Purchase channel analysis shows how customers interact with the company through web, catalog, and store purchases.
Campaign acceptance appears to be relatively low, meaning most customers do not accept marketing campaigns.
Based on the EDA, the modeling team should pay close attention to income, total spending, purchase channels, recency, and previous campaign acceptance.
High-spending customers and recently active customers may represent valuable segments for future marketing campaigns.
We used the k-means model in to identify customer segments based on age, income, number of children, recency, total spending and purchase activity.
The Elbow plot helps justify how many customer segments to use. In this analysis, the elbow begins at about 2 clusters and forms the elbow at between 3 and 4. We elect to view 4 clusters for the analysis.

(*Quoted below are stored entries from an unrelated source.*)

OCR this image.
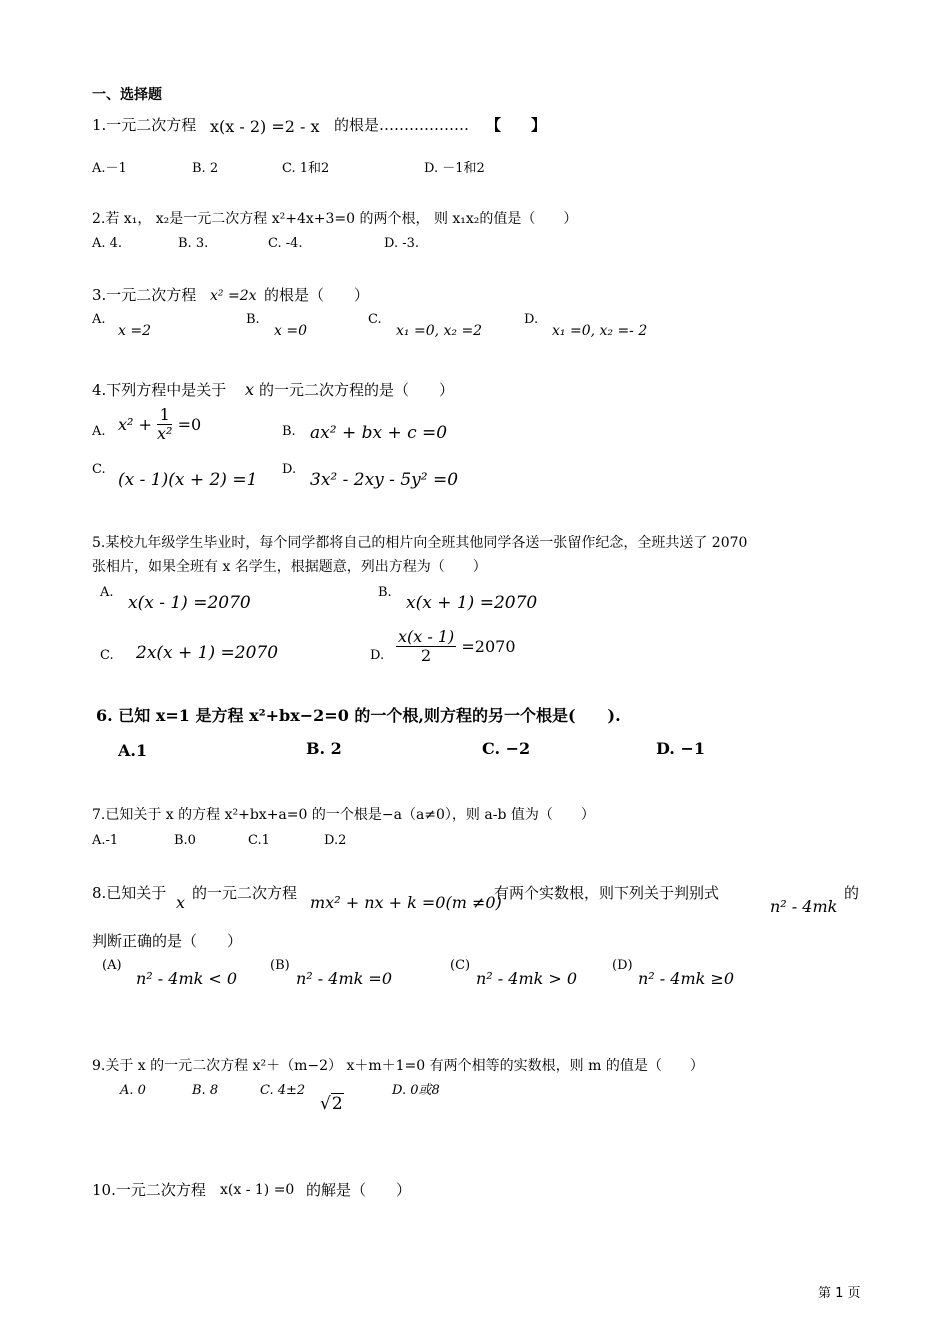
一、选择题
1.一元二次方程 x(x - 2) =2 - x 的根是……………… 【　　】
A.－1	B. 2	C. 1和2	D. －1和2
2.若 x₁， x₂是一元二次方程 x²+4x+3=0 的两个根， 则 x₁x₂的值是（　　）
A. 4.	B. 3.	C. -4.	D. -3.
3.一元二次方程 x² =2x 的根是（　　）
A.
x =2
B.
x =0
C.
x₁ =0, x₂ =2
D.
x₁ =0, x₂ =- 2
4.下列方程中是关于 x 的一元二次方程的是（　　）
A. $x^2 + \frac{1}{\text{x²}} =0$	B. ax² + bx + c =0
C.
(x - 1)(x + 2) =1
D.
3x² - 2xy - 5y² =0
5.某校九年级学生毕业时，每个同学都将自己的相片向全班其他同学各送一张留作纪念，全班共送了 2070
张相片，如果全班有 x 名学生，根据题意，列出方程为（　　）
A.
x(x - 1) =2070
B.
x(x + 1) =2070
C. 2x(x + 1) =2070	D. $\frac{x(x - 1)}{2} =2070$
6. 已知 x=1 是方程 x²+bx−2=0 的一个根,则方程的另一个根是(　　).
A.1	B. 2	C. −2	D. −1
7.已知关于 x 的方程 x²+bx+a=0 的一个根是−a（a≠0），则 a-b 值为（　　）
A.-1	B.0	C.1	D.2
8.已知关于 x 的一元二次方程 mx² + nx + k =0(m ≠0)
有两个实数根，则下列关于判别式
n² - 4mk
的
判断正确的是（　　）
(A)
n² - 4mk < 0
(B)
n² - 4mk =0
(C)
n² - 4mk > 0
(D)
n² - 4mk ≥0
9.关于 x 的一元二次方程 x²＋（m−2） x＋m＋1=0 有两个相等的实数根，则 m 的值是（　　）
A. 0	B. 8	C. 4±2
√2
D. 0或8
10.一元二次方程 x(x - 1) =0 的解是（　　）
第 1 页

| cluster | Average Age | Average Income | Average Children | Average Total Spent | Average Total Purchases | Average Campaigns Accepted |
|---|---|---|---|---|---|---|
| 1 | 55.47 | 81175.71 | 0.26 | 1612.07 | 19.94 | 2.53 |
| 2 | 59.03 | 74210.67 | 0.21 | 1323.66 | 19.56 | 0.29 |
| 3 | 54.68 | 34417.29 | 1.25 | 98.86 | 5.85 | 0.08 |
| 4 | 60.48 | 58306.43 | 1.12 | 736.39 | 17.22 | 0.22 |
Customer segmentation helps marketers improve campaign targeting by grouping customers with similar behaviors, preferences, and spending patterns. Instead of sending the same campaign to everyone, marketers can tailor promotions to the segments most likely to respond. For example, high-spending customers may receive premium product offers, while lower-spending or less-engaged customers may receive discounts, reactivation campaigns, or introductory offers. This makes campaigns more relevant, improves response rates, and reduces wasted marketing spend.

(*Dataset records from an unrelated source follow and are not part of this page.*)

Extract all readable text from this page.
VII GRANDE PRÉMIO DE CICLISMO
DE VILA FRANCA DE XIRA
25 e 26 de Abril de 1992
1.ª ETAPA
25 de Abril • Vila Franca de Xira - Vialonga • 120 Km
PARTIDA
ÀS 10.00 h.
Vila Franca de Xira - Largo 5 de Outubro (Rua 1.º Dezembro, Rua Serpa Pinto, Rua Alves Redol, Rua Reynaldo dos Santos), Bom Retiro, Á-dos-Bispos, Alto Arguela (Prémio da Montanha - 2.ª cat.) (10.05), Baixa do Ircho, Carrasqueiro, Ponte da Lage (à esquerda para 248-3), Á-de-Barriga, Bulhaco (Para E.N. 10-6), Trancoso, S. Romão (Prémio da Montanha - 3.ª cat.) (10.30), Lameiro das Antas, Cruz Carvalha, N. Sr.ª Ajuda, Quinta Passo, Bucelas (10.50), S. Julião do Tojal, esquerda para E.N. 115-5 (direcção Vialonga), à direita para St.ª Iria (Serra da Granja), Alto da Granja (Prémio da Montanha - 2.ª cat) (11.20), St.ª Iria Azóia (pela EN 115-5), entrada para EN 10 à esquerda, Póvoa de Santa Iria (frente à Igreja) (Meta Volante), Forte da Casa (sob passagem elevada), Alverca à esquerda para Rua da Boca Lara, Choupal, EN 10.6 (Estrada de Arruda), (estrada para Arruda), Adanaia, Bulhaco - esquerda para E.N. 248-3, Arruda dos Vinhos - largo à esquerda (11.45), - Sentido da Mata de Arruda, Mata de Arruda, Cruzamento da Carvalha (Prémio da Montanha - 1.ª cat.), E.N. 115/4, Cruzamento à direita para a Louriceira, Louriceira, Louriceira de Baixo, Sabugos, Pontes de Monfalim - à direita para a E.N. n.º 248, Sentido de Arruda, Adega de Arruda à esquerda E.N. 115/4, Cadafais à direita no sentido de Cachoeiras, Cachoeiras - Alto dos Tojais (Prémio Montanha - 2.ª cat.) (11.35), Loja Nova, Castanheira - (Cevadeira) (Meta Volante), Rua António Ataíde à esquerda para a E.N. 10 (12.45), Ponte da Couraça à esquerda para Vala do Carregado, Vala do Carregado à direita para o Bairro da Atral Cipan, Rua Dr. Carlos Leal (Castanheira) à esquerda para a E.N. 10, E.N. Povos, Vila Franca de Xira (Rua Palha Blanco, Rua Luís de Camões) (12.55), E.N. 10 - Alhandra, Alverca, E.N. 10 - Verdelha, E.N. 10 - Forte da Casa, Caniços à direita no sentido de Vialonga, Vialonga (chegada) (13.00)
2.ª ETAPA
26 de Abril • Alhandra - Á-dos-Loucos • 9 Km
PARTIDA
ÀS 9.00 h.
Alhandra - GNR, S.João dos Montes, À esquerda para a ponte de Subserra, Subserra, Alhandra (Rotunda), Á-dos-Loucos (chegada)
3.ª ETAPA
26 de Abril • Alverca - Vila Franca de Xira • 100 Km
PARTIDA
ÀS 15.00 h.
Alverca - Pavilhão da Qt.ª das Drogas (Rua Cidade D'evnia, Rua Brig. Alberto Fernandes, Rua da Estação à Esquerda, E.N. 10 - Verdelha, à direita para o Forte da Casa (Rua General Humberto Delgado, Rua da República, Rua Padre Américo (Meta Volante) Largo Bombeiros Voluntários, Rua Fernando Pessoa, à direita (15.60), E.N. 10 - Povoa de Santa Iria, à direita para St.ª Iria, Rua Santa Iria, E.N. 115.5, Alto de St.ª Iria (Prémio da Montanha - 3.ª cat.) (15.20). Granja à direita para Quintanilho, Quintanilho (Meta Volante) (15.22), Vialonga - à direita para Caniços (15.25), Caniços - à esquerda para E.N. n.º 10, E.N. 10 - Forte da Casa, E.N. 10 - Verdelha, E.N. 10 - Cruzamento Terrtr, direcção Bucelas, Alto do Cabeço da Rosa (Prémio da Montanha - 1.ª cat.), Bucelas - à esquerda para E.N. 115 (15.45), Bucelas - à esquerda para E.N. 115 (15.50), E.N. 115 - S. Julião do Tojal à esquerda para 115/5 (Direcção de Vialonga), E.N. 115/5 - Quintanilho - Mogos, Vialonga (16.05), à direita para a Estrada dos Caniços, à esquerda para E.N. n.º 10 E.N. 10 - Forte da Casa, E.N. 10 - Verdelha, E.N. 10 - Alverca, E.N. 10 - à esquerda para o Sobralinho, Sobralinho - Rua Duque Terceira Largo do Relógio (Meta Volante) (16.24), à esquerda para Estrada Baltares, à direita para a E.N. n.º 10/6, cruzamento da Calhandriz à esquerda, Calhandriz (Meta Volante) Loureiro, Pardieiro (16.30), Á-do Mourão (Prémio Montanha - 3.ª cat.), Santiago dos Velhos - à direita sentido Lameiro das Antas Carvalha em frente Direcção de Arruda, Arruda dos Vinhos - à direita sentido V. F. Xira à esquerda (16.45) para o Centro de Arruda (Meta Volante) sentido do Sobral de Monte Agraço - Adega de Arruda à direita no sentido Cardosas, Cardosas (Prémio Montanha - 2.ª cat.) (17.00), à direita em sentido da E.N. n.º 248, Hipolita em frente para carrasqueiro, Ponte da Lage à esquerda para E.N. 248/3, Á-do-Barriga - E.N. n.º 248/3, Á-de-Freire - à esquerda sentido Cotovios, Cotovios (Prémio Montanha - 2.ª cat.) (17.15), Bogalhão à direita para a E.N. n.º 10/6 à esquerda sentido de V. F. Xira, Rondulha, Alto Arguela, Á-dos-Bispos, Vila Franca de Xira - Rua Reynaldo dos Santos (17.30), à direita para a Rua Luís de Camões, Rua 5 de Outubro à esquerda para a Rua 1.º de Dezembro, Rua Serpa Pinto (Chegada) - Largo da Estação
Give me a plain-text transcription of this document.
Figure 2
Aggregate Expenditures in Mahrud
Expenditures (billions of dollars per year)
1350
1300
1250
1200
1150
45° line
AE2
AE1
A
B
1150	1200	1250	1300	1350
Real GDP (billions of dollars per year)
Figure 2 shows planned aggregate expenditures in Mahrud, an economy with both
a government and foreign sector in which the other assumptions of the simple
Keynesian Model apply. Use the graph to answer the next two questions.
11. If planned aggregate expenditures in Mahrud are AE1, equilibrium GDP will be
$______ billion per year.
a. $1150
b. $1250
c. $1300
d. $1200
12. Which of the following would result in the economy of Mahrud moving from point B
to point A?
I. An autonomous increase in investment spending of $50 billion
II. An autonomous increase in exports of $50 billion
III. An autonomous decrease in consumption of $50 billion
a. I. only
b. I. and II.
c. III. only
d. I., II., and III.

High-spending segments (1 & 2) should be prioritized for retention through loyalty offers, premium promotions, and personalized recommendations.
Product spend patterns also show that customers prefer different categories, such as wine, meat, fruits, fish, sweets, or gold products. These differences allow marketers to create more targeted campaigns instead of using the same message for every customer.
Overall, segmentation can improve campaign effectiveness by helping marketers send the right offer to the right customer group. This can increase response rates, improve customer lifetime value, and reduce wasted marketing spend.